Durch den Ausbau der Landesstraße ist der Haupteingang unpassierbar geworden und muss verlegt werden. Dazu muss ein zusätzlicher schmaler Eingang auf der Südseite erweitert werden. Dadurch verschiebt sich der Aufbau der Fläche in ihrer Begehbarkeit und ihrem Nutzen.

Die ohnehin baufällige kleine Stele am ehemaligen Haupteingang muss abgebaut werden, der Gedenkstein kann so, wie er dort liegt, die Aussage nicht transportieren, dass hier ein Ort sei für Menschen, deren Namen im Himmel aufgeschrieben sind. Eine neue Beplanung war notwenig.

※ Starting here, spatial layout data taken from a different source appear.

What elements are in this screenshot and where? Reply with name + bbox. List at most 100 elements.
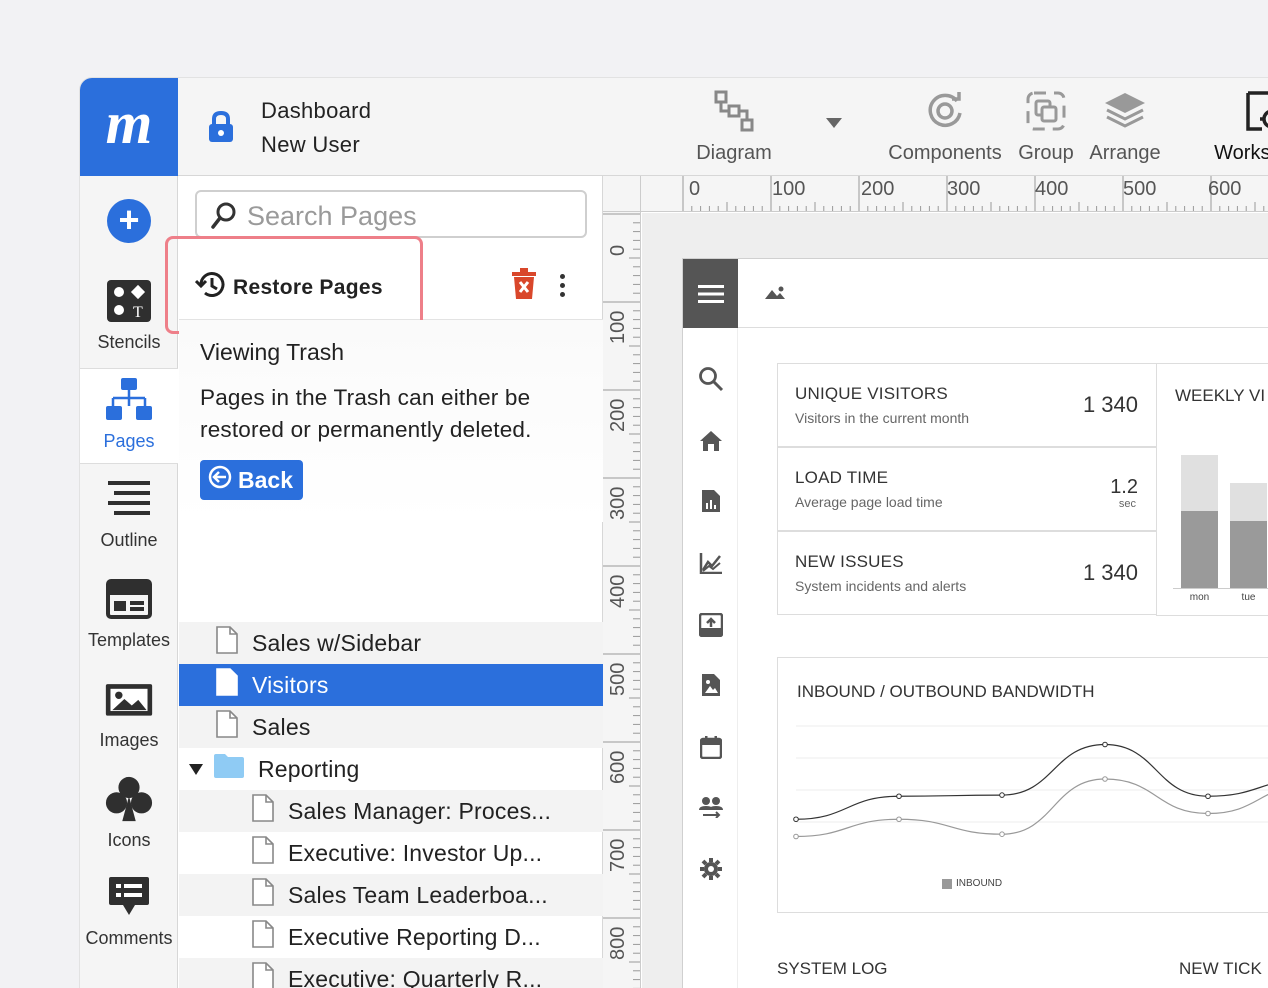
bar-label: mon	[1189, 592, 1210, 603]
trash-title: Viewing Trash	[200, 339, 345, 365]
list-item[interactable]: Executive Reporting D...	[179, 916, 603, 958]
expand-caret-icon[interactable]	[189, 763, 203, 775]
stat-card-visitors[interactable]: UNIQUE VISITORS Visitors in the current …	[777, 363, 1157, 447]
rail-item-images[interactable]: Images	[80, 668, 178, 764]
components-label: Components	[888, 142, 1002, 164]
calendar-icon[interactable]	[697, 733, 725, 761]
system-log-title: SYSTEM LOG	[777, 959, 888, 978]
data-point	[793, 816, 799, 823]
add-button[interactable]: +	[107, 199, 151, 243]
rail-item-pages[interactable]: Pages	[80, 368, 178, 464]
home-icon[interactable]	[697, 427, 725, 455]
report-icon[interactable]	[697, 487, 725, 515]
list-item[interactable]: Executive: Investor Up...	[179, 832, 603, 874]
app-window: m + T Stencils Pages Outline Templates I…	[80, 78, 1268, 988]
rail-item-outline[interactable]: Outline	[80, 468, 178, 564]
search-pages-input[interactable]: Search Pages	[195, 190, 587, 238]
restore-pages-label: Restore Pages	[233, 275, 383, 299]
rail-item-templates[interactable]: Templates	[80, 568, 178, 664]
app-logo[interactable]: m	[80, 78, 178, 176]
data-point	[999, 831, 1005, 837]
components-button[interactable]: Components	[883, 86, 1007, 170]
ruler-tick-label: 300	[607, 486, 629, 520]
folder-label: Reporting	[258, 755, 360, 782]
rail-item-icons[interactable]: Icons	[80, 768, 178, 864]
pages-icon	[104, 375, 154, 425]
search-placeholder: Search Pages	[247, 201, 417, 231]
top-toolbar: Dashboard New User Diagram Components Gr…	[178, 78, 1268, 176]
list-item[interactable]: Visitors	[179, 664, 603, 706]
page-label: Executive: Quarterly R...	[288, 965, 543, 988]
page-label: Visitors	[252, 671, 329, 698]
arrange-label: Arrange	[1089, 142, 1161, 164]
comment-icon	[104, 872, 154, 922]
list-item[interactable]: Sales	[179, 706, 603, 748]
artboard[interactable]: UNIQUE VISITORS Visitors in the current …	[682, 258, 1268, 988]
diagram-dropdown-caret[interactable]	[826, 118, 842, 128]
page-icon	[251, 878, 275, 912]
delete-permanently-button[interactable]	[511, 268, 537, 305]
stat-title: NEW ISSUES	[795, 552, 904, 571]
page-label: Sales Team Leaderboa...	[288, 881, 548, 908]
bandwidth-chart-card[interactable]: INBOUND / OUTBOUND BANDWIDTH INBOUND	[777, 657, 1268, 913]
page-icon	[215, 710, 239, 744]
search-icon	[211, 202, 237, 235]
stencils-icon: T	[104, 276, 154, 326]
new-tickets-title: NEW TICK	[1179, 959, 1262, 978]
menu-icon[interactable]	[683, 259, 738, 328]
group-icon	[1014, 86, 1078, 136]
upload-icon[interactable]	[697, 611, 725, 639]
ruler-tick-label: 0	[689, 178, 701, 200]
group-button[interactable]: Group	[1014, 86, 1078, 170]
ruler-tick-label: 600	[1208, 178, 1242, 200]
chart-legend: INBOUND	[942, 878, 1002, 889]
restore-pages-button[interactable]: Restore Pages	[194, 270, 383, 305]
components-icon	[883, 86, 1007, 136]
arrange-button[interactable]: Arrange	[1084, 86, 1166, 170]
rail-label: Icons	[107, 830, 151, 850]
image-placeholder-icon	[764, 285, 786, 306]
stat-unit: sec	[1118, 498, 1136, 510]
stat-card-load-time[interactable]: LOAD TIME Average page load time 1.2 sec	[777, 447, 1157, 531]
list-item[interactable]: Executive: Quarterly R...	[179, 958, 603, 988]
lock-icon[interactable]	[206, 110, 236, 149]
rail-item-stencils[interactable]: T Stencils	[80, 270, 178, 366]
data-point	[896, 793, 902, 800]
design-canvas[interactable]: UNIQUE VISITORS Visitors in the current …	[642, 213, 1268, 988]
stat-card-issues[interactable]: NEW ISSUES System incidents and alerts 1…	[777, 531, 1157, 615]
rail-label: Pages	[103, 431, 155, 451]
chart-baseline	[1173, 588, 1268, 589]
diagram-button[interactable]: Diagram	[690, 86, 778, 170]
image-file-icon[interactable]	[697, 671, 725, 699]
list-item[interactable]: Reporting	[179, 748, 603, 790]
document-owner: New User	[261, 132, 360, 157]
users-transfer-icon[interactable]	[697, 793, 725, 821]
logo-text: m	[105, 89, 153, 156]
wireframe-header	[738, 259, 1268, 328]
horizontal-ruler[interactable]: 0 100 200 300 400 500 600	[641, 176, 1268, 212]
data-point	[1205, 810, 1211, 817]
left-rail: m + T Stencils Pages Outline Templates I…	[80, 78, 178, 988]
rail-label: Stencils	[97, 332, 161, 352]
search-icon[interactable]	[697, 365, 725, 393]
bar-segment-bottom	[1181, 511, 1218, 588]
document-title[interactable]: Dashboard New User	[261, 94, 371, 162]
list-item[interactable]: Sales Team Leaderboa...	[179, 874, 603, 916]
trash-info: Viewing Trash Pages in the Trash can eit…	[179, 320, 603, 522]
folder-icon	[213, 753, 245, 785]
back-button[interactable]: Back	[200, 460, 303, 500]
ruler-tick-label: 400	[1035, 178, 1069, 200]
more-options-button[interactable]	[559, 274, 567, 301]
gear-icon[interactable]	[697, 855, 725, 883]
page-icon	[251, 836, 275, 870]
list-item[interactable]: Sales Manager: Proces...	[179, 790, 603, 832]
page-icon	[215, 626, 239, 660]
bar-segment-top	[1230, 483, 1267, 521]
rail-item-comments[interactable]: Comments	[80, 866, 178, 962]
workspace-button[interactable]: Workspace	[1208, 86, 1268, 170]
vertical-ruler[interactable]: 0 100 200 300 400 500 600 700 800	[603, 212, 641, 988]
line-chart-icon[interactable]	[697, 549, 725, 577]
list-item[interactable]: Sales w/Sidebar	[179, 622, 603, 664]
weekly-chart-card[interactable]: WEEKLY VI mon tue	[1156, 363, 1268, 616]
stat-subtitle: System incidents and alerts	[795, 578, 967, 594]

Am Eingang soll ein neues Schild gestaltet und aufgebaut werden. 3 Stelen sollen aufgebaut werden mit gestalterischen Elementen. Weiterhin sind gärtnerische Arbeiten vorgesehen und der Wasseranschluss muss verlegt werden.

Letztendlich soll ein Flyer zum Mitnehmen ausliegen.

Die neue Planung lädt die BesucherInnen zum Verweilen ein.